Adam Newman, a family doctor who specializes in obstetrics and addiction medicine, says the practice point is a positive development and promotes a change that is long overdue. Dr. Newman, who helped implement a rooming-in program at Kingston General Hospital in 2013 and was not involved in creating the Canadian Paediatric Society's document, says doctors have recognized for decades that separating babies from their mothers is both unnecessary and detrimental.
"All babies should be with their mothers, period. So why do we make such great efforts and spend so much money separating the most vulnerable segment of babies from their mothers?" he says.
Dr. Newman is part of a group that is pushing for the development of a residential facility in Kingston that would allow women to stay with their children while they work on their recovery – a project that extends the rooming-in concept beyond neonatal care.

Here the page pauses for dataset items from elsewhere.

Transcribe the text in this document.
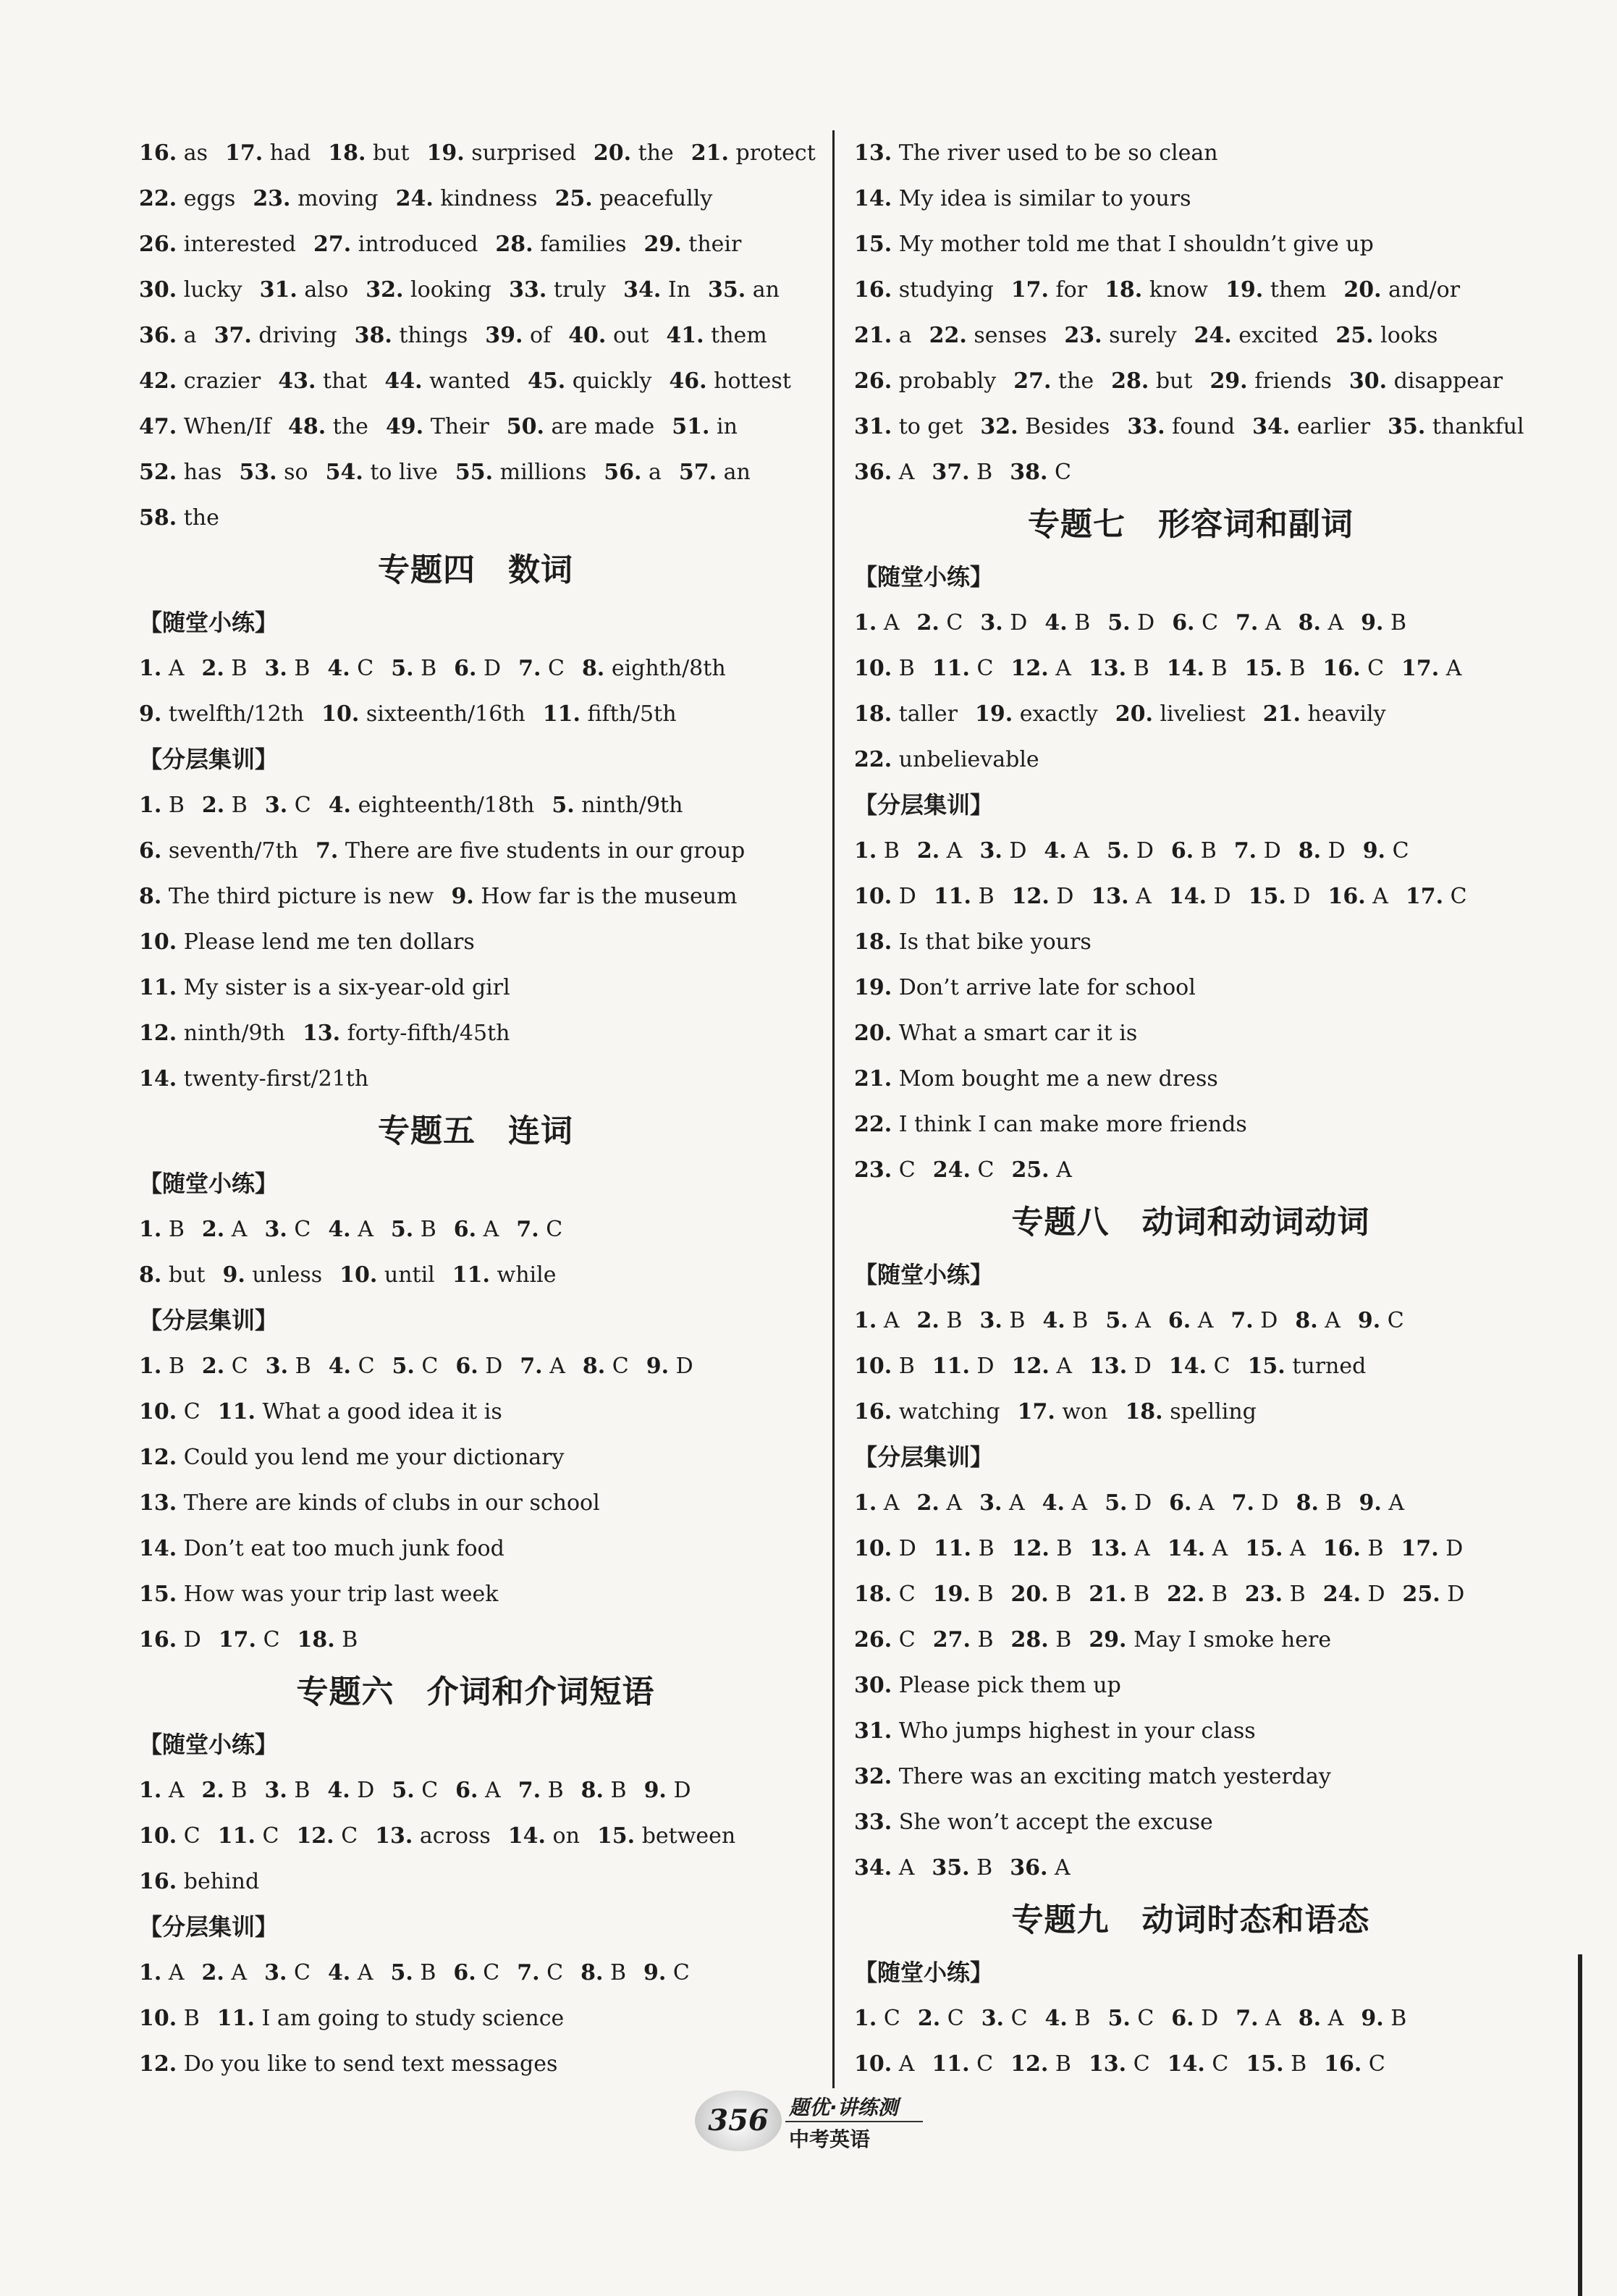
16. as 17. had 18. but 19. surprised 20. the 21. protect
22. eggs 23. moving 24. kindness 25. peacefully
26. interested 27. introduced 28. families 29. their
30. lucky 31. also 32. looking 33. truly 34. In 35. an
36. a 37. driving 38. things 39. of 40. out 41. them
42. crazier 43. that 44. wanted 45. quickly 46. hottest
47. When/If 48. the 49. Their 50. are made 51. in
52. has 53. so 54. to live 55. millions 56. a 57. an
58. the
专题四　数词
【随堂小练】
1. A 2. B 3. B 4. C 5. B 6. D 7. C 8. eighth/8th
9. twelfth/12th 10. sixteenth/16th 11. fifth/5th
【分层集训】
1. B 2. B 3. C 4. eighteenth/18th 5. ninth/9th
6. seventh/7th 7. There are five students in our group
8. The third picture is new 9. How far is the museum
10. Please lend me ten dollars
11. My sister is a six-year-old girl
12. ninth/9th 13. forty-fifth/45th
14. twenty-first/21th
专题五　连词
【随堂小练】
1. B 2. A 3. C 4. A 5. B 6. A 7. C
8. but 9. unless 10. until 11. while
【分层集训】
1. B 2. C 3. B 4. C 5. C 6. D 7. A 8. C 9. D
10. C 11. What a good idea it is
12. Could you lend me your dictionary
13. There are kinds of clubs in our school
14. Don’t eat too much junk food
15. How was your trip last week
16. D 17. C 18. B
专题六　介词和介词短语
【随堂小练】
1. A 2. B 3. B 4. D 5. C 6. A 7. B 8. B 9. D
10. C 11. C 12. C 13. across 14. on 15. between
16. behind
【分层集训】
1. A 2. A 3. C 4. A 5. B 6. C 7. C 8. B 9. C
10. B 11. I am going to study science
12. Do you like to send text messages
13. The river used to be so clean
14. My idea is similar to yours
15. My mother told me that I shouldn’t give up
16. studying 17. for 18. know 19. them 20. and/or
21. a 22. senses 23. surely 24. excited 25. looks
26. probably 27. the 28. but 29. friends 30. disappear
31. to get 32. Besides 33. found 34. earlier 35. thankful
36. A 37. B 38. C
专题七　形容词和副词
【随堂小练】
1. A 2. C 3. D 4. B 5. D 6. C 7. A 8. A 9. B
10. B 11. C 12. A 13. B 14. B 15. B 16. C 17. A
18. taller 19. exactly 20. liveliest 21. heavily
22. unbelievable
【分层集训】
1. B 2. A 3. D 4. A 5. D 6. B 7. D 8. D 9. C
10. D 11. B 12. D 13. A 14. D 15. D 16. A 17. C
18. Is that bike yours
19. Don’t arrive late for school
20. What a smart car it is
21. Mom bought me a new dress
22. I think I can make more friends
23. C 24. C 25. A
专题八　动词和动词动词
【随堂小练】
1. A 2. B 3. B 4. B 5. A 6. A 7. D 8. A 9. C
10. B 11. D 12. A 13. D 14. C 15. turned
16. watching 17. won 18. spelling
【分层集训】
1. A 2. A 3. A 4. A 5. D 6. A 7. D 8. B 9. A
10. D 11. B 12. B 13. A 14. A 15. A 16. B 17. D
18. C 19. B 20. B 21. B 22. B 23. B 24. D 25. D
26. C 27. B 28. B 29. May I smoke here
30. Please pick them up
31. Who jumps highest in your class
32. There was an exciting match yesterday
33. She won’t accept the excuse
34. A 35. B 36. A
专题九　动词时态和语态
【随堂小练】
1. C 2. C 3. C 4. B 5. C 6. D 7. A 8. A 9. B
10. A 11. C 12. B 13. C 14. C 15. B 16. C
356	题优·讲练测
中考英语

Dr. Lacaze says while the rooming-in model may seem straightforward, hospitals are not traditionally set up to keep mothers and babies together. The common practice five to 10 years ago was to observe the babies of mothers who were known to be using opioids in a hospital nursery for one to three days after birth, Dr. Lacaze says. If the babies developed withdrawal symptoms, they were typically transferred to the neonatal intensive care unit, where they remained for two or three weeks and were usually given morphine and slowly weaned off, he says. In the meantime, the mothers were discharged from hospital, which did not encourage breastfeeding and bonding.

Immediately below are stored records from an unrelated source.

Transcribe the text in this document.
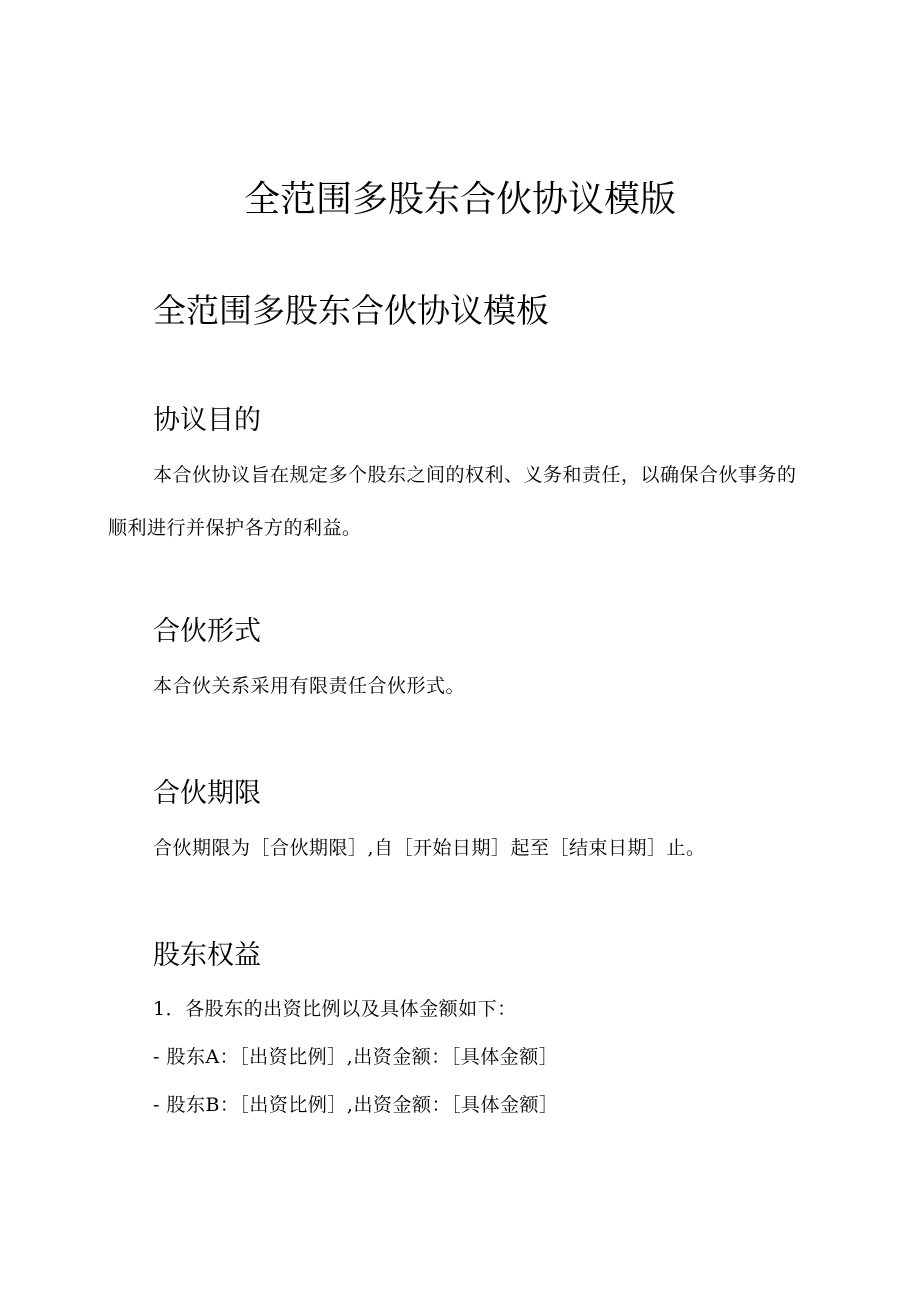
全范围多股东合伙协议模版
全范围多股东合伙协议模板
协议目的

本合伙协议旨在规定多个股东之间的权利、义务和责任，以确保合伙事务的顺利进行并保护各方的利益。

合伙形式

本合伙关系采用有限责任合伙形式。

合伙期限

合伙期限为［合伙期限］,自［开始日期］起至［结束日期］止。

股东权益

1．各股东的出资比例以及具体金额如下：

- 股东A：［出资比例］,出资金额：［具体金额］

- 股东B：［出资比例］,出资金额：［具体金额］
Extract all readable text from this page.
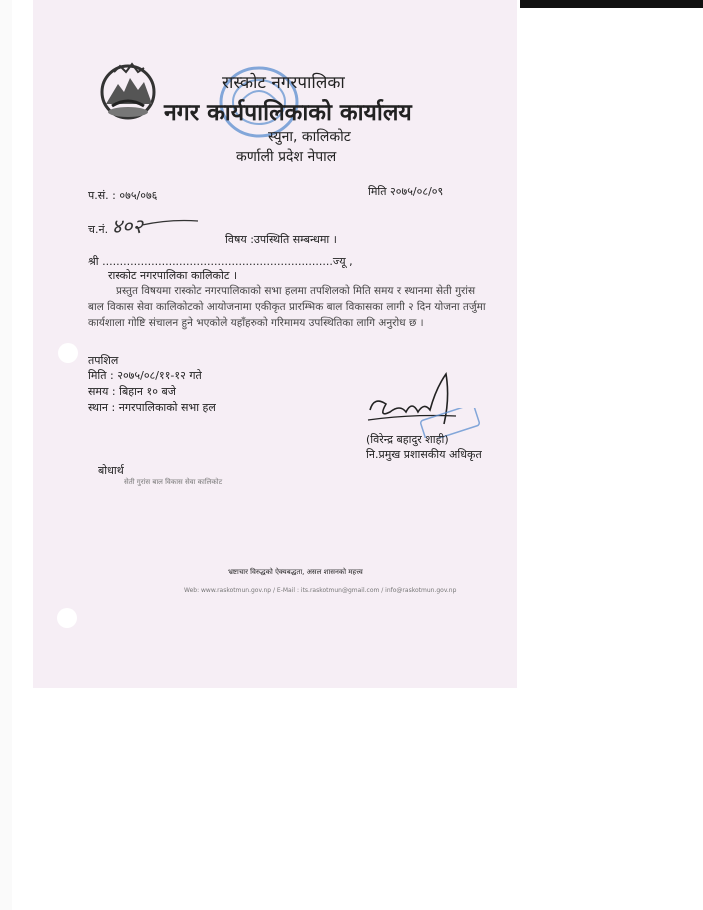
रास्कोट नगरपालिका
नगर कार्यपालिकाको कार्यालय
स्युना, कालिकोट
कर्णाली प्रदेश नेपाल
प.सं. : ०७५/०७६	मिति २०७५/०८/०९
च.नं. ४०२
विषय :उपस्थिति सम्बन्धमा ।
श्री ..................................................................ज्यू ,
रास्कोट नगरपालिका कालिकोट ।
प्रस्तुत विषयमा रास्कोट नगरपालिकाको सभा हलमा तपशिलको मिति समय र स्थानमा सेती गुरांस बाल विकास सेवा कालिकोटको आयोजनामा एकीकृत प्रारम्भिक बाल विकासका लागी २ दिन योजना तर्जुमा कार्यशाला गोष्टि संचालन हुने भएकोले यहाँहरुको गरिमामय उपस्थितिका लागि अनुरोध छ ।
तपशिल
मिति : २०७५/०८/११-१२ गते
समय : बिहान १० बजे
स्थान : नगरपालिकाको सभा हल
(विरेन्द्र बहादुर शाही)
नि.प्रमुख प्रशासकीय अधिकृत
बोधार्थ
सेती गुरांस बाल विकास सेवा कालिकोट
भ्रष्टाचार विरुद्धको ऐक्यबद्धता, असल शासनको महत्त्व
Web: www.raskotmun.gov.np / E-Mail : its.raskotmun@gmail.com / info@raskotmun.gov.np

Even though hospitals are now moving toward keeping women and babies together as much as possible, Dr. Lacaze says, many do not have the space to allow mothers to stay for two to three weeks while their babies are treated. A rooming-in model also requires nurses, social workers and care providers who are specially trained to deal with babies with neonatal abstinence syndrome, as well as environments that offer infants low lighting and minimal stimulation.
"It sounds simple on the paper, but this kind of change is always challenging because it's a system issue. So we have to change the system," Dr. Lacaze says.